Communication and the Challenge of Conveying Rationale

Management Associates communication, Decision-making

Of the many content areas workplace communication can be divided into, few are more prone to difficulties than organizational choices and decisions.  The who’s, what’s, and where’s of decisions are typically conveyed with acceptable clarity and consistency. The rationale behind them, however, is not. 

In practical terms, this means that while employees typically receive the operational outlines of upcoming changes—this project is being cut, that department is being reorganized—the reasons necessitating those changes — the why behind them — will often remain a mystery.

As a result, employees are able to follow the narrow instructions they are given, but are powerless to go beyond this task or this job. They are therefore unable to help leadership accomplish the higher-level goals that those  instructions were designed to achieve.

A leader might, for example, ask that a lamp be removed from a table.  His employees can comply with that request easily enough, but unless they are told why—the room is being redecorated and the lamp is the wrong shade of yellow, the desk needs to be dusted, more light is needed in another part of the room—they cannot undertake other initiatives that would further the leader’s ultimate aim.

Without more information about the rationale behind the decision, they cannot take it upon themselves to remove the yellow potted plant as well, or retrieve the duster from the closet, or turn on an overhead light. They can do nothing but wait for their next directive.

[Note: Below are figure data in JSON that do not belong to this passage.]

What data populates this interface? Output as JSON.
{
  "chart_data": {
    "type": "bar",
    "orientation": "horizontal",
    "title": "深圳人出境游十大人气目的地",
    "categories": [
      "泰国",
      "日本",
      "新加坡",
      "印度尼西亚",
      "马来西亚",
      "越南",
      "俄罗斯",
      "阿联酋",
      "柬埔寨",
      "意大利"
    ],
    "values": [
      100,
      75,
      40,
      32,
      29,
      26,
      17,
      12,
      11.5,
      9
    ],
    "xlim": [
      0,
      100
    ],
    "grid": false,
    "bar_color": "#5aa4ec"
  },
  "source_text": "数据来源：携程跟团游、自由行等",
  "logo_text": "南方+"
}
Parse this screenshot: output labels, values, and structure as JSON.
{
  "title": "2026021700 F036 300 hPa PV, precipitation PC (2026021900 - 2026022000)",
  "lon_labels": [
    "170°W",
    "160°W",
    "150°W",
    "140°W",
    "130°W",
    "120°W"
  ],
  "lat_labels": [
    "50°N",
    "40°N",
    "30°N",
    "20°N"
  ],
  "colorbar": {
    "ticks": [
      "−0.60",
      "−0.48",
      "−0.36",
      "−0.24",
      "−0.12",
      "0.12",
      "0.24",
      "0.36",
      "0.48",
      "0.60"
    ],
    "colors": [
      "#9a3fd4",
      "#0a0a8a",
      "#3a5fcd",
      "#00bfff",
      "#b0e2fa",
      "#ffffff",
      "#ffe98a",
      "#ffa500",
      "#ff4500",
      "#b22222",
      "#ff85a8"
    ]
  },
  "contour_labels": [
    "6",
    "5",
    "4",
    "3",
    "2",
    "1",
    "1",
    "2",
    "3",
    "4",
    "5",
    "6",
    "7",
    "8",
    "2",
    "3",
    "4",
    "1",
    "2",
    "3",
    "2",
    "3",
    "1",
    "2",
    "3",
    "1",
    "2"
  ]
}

Explaining the thinking behind decisions also helps employees’ participation become increasingly sophisticated. It allows employees at all levels to gain a management-view of organizational challenges, which enables them to make greater and more effective contributions to solving future problems.

As a leader, then, you can have enormous impact on your organization simply by communicating the reasons underlying decision as widely as you communicate the decisions themselves.

Spelling out the “why” of choices makes the decision-making process more transparent, helps build trust, and helps employees accept decisions that may be difficult.